Señala que el Gobierno de los Estados Unidos  de  América  comprobará  su  caso en contra del acusado KENDY JAIR MÁRQUEZ DE  MOYA   “a   través  de  varios  tipos  de  pruebas,  inclusive  las  llamadas  telefónicas   interceptadas   en   conformidad  con  autorizaciones  judiciales  colombianas,  el  testimonio de un agente encubierto, pruebas documentarias y la  evidencia  de  millones  de dólares en estupefacientes y dinero proveniente del  narcotráfico  que  fueron  incautados a los reclamados y a sus colaboradores en  el concierto”.   

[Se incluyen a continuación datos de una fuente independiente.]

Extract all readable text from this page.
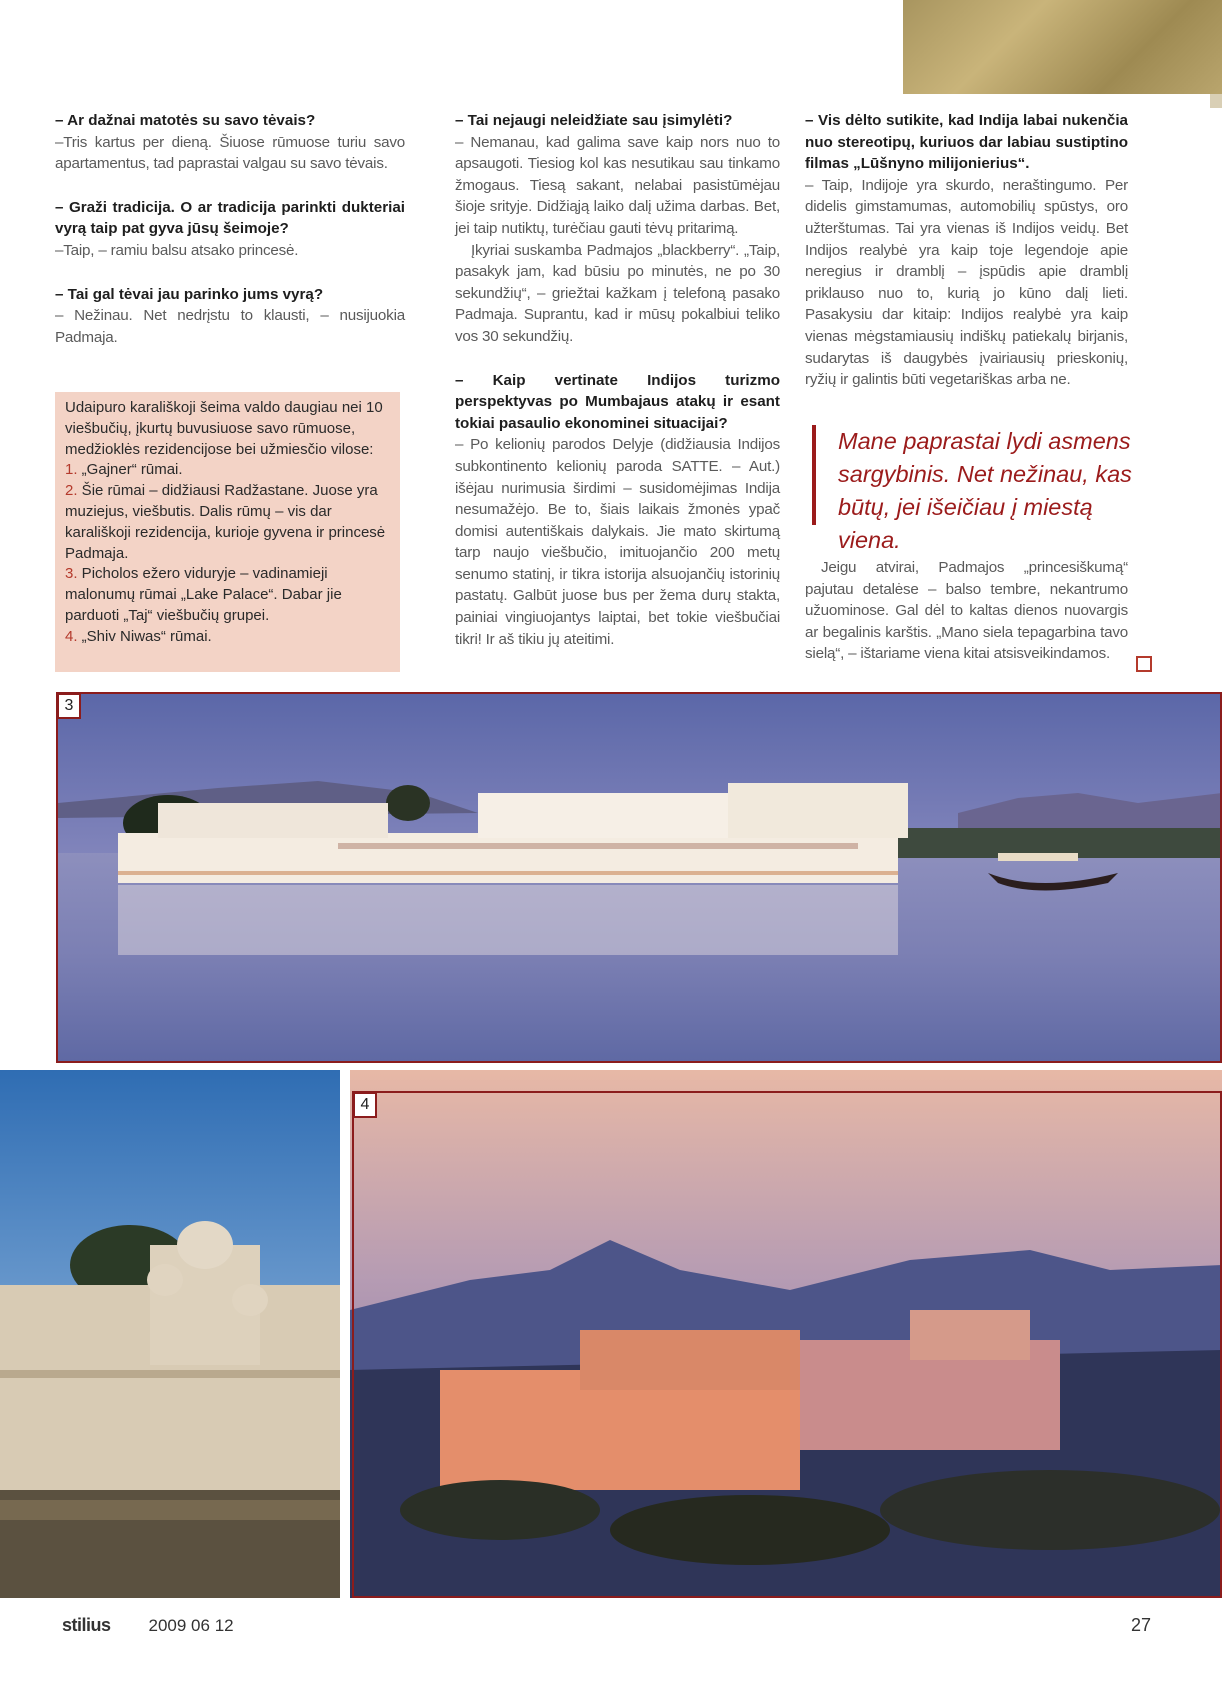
– Ar dažnai matotės su savo tėvais?

–Tris kartus per dieną. Šiuose rūmuose turiu savo apartamentus, tad paprastai valgau su savo tėvais.

– Graži tradicija. O ar tradicija parinkti dukteriai vyrą taip pat gyva jūsų šeimoje?

–Taip, – ramiu balsu atsako princesė.

– Tai gal tėvai jau parinko jums vyrą?

– Nežinau. Net nedrįstu to klausti, – nusijuokia Padmaja.

Udaipuro karališkoji šeima valdo daugiau nei 10 viešbučių, įkurtų buvusiuose savo rūmuose, medžioklės rezidencijose bei užmiesčio vilose:

1. „Gajner“ rūmai.

2. Šie rūmai – didžiausi Radžastane. Juose yra muziejus, viešbutis. Dalis rūmų – vis dar karališkoji rezidencija, kurioje gyvena ir princesė Padmaja.

3. Picholos ežero viduryje – vadinamieji malonumų rūmai „Lake Palace“. Dabar jie parduoti „Taj“ viešbučių grupei.

4. „Shiv Niwas“ rūmai.

– Tai nejaugi neleidžiate sau įsimylėti?

– Nemanau, kad galima save kaip nors nuo to apsaugoti. Tiesiog kol kas nesutikau sau tinkamo žmogaus. Tiesą sakant, nelabai pasistūmėjau šioje srityje. Didžiąją laiko dalį užima darbas. Bet, jei taip nutiktų, turėčiau gauti tėvų pritarimą.

Įkyriai suskamba Padmajos „blackberry“. „Taip, pasakyk jam, kad būsiu po minutės, ne po 30 sekundžių“, – griežtai kažkam į telefoną pasako Padmaja. Suprantu, kad ir mūsų pokalbiui teliko vos 30 sekundžių.

– Kaip vertinate Indijos turizmo perspektyvas po Mumbajaus atakų ir esant tokiai pasaulio ekonominei situacijai?

– Po kelionių parodos Delyje (didžiausia Indijos subkontinento kelionių paroda SATTE. – Aut.) išėjau nurimusia širdimi – susidomėjimas Indija nesumažėjo. Be to, šiais laikais žmonės ypač domisi autentiškais dalykais. Jie mato skirtumą tarp naujo viešbučio, imituojančio 200 metų senumo statinį, ir tikra istorija alsuojančių istorinių pastatų. Galbūt juose bus per žema durų stakta, painiai vingiuojantys laiptai, bet tokie viešbučiai tikri! Ir aš tikiu jų ateitimi.

– Vis dėlto sutikite, kad Indija labai nukenčia nuo stereotipų, kuriuos dar labiau sustiptino filmas „Lūšnyno milijonierius“.

– Taip, Indijoje yra skurdo, neraštingumo. Per didelis gimstamumas, automobilių spūstys, oro užterštumas. Tai yra vienas iš Indijos veidų. Bet Indijos realybė yra kaip toje legendoje apie neregius ir dramblį – įspūdis apie dramblį priklauso nuo to, kurią jo kūno dalį lieti. Pasakysiu dar kitaip: Indijos realybė yra kaip vienas mėgstamiausių indiškų patiekalų birjanis, sudarytas iš daugybės įvairiausių prieskonių, ryžių ir galintis būti vegetariškas arba ne.

Mane paprastai lydi asmens sargybinis. Net nežinau, kas būtų, jei išeičiau į miestą viena.

Jeigu atvirai, Padmajos „princesiškumą“ pajutau detalėse – balso tembre, nekantrumo užuominose. Gal dėl to kaltas dienos nuovargis ar begalinis karštis. „Mano siela tepagarbina tavo sielą“, – ištariame viena kitai atsisveikindamos.

3
4
stilius 2009 06 12	27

Indica que KENDY JAIR MÁRQUEZ DE MOYA es un  ciudadano  colombiano,  nacido  el  7 de abril de 1979 “se le describe como un  hombre  caucásico,  con  cabello  negro  y  ojos  de  color  café.  Su cédula  colombiana es la número 72.242.818” (fls. 110-119 anexo).   

1.3.2.- Resolución acusatoria de los Estados  Unidos  de  América contra KENDY JAIR MÁRQUEZ DE MOYA y otros, proferida el 14  de  abril  de 2005 ante la Corte Distrital para el Distrito de Sur de Nueva York  de  los  Estados  Unidos  de  América,  dentro del caso penal No. S1 05 CR. 156  (fls. 61-91 anexo).   

1.3.3.-  “Orden de Captura”, emitida por  la  Corte Distrital de los Estados Unidos de América para el Distrito de Sur de  Nueva  York,  contra KENDY JAIR MÁRQUEZ DE MOYA, por los cargos referidos en la  acusación (fls. 58 anexo).   

1.3.4.- Disposiciones sustanciales aplicables  al  caso,  Secciones  812 (listas de sustancias fiscalizadas), 952 (importación  de  sustancias  controladas),  959  (posesión,  fabricación o distribución de  sustancias  controladas),  960 (actos prohibidos), 963 (tentativa y concierto) y  853  (extinción penal del derecho de dominio) del Título 21 del Código de los  Estados   Unidos   de  América;  y  las  secciones  1956  (lavado  de  recursos  monetarios),   1960  (prohibición  contra  empresas  sin  licencia  que se  dedican  a  la  remesa  de dinero), 3282 (prescripción de delitos no conminados  con  la  pena de muerte) y 2 (autores) del Título 18 del Código de los Estados  Unidos de América (fls. 94-107) carpeta anexa).   

1.3.5.-  Declaración  jurada en apoyo de la  solicitud  de extradición, rendida por Arthur Thambounaris,  Detective del  Departamento  de  Policía  de  la ciudad de Nueva York,  adscrito al grupo  operativo  de  la  Administración  Antinarcótica  de  los  Estados  Unidos  de  América  (DEA)  quien  refiere  pormenores  de la investigación seguida contra  KENDY  JAIR  MÁRQUEZ  DE  MOYA  y otros, así como los hechos y las pruebas que  obran respecto de este acusado.   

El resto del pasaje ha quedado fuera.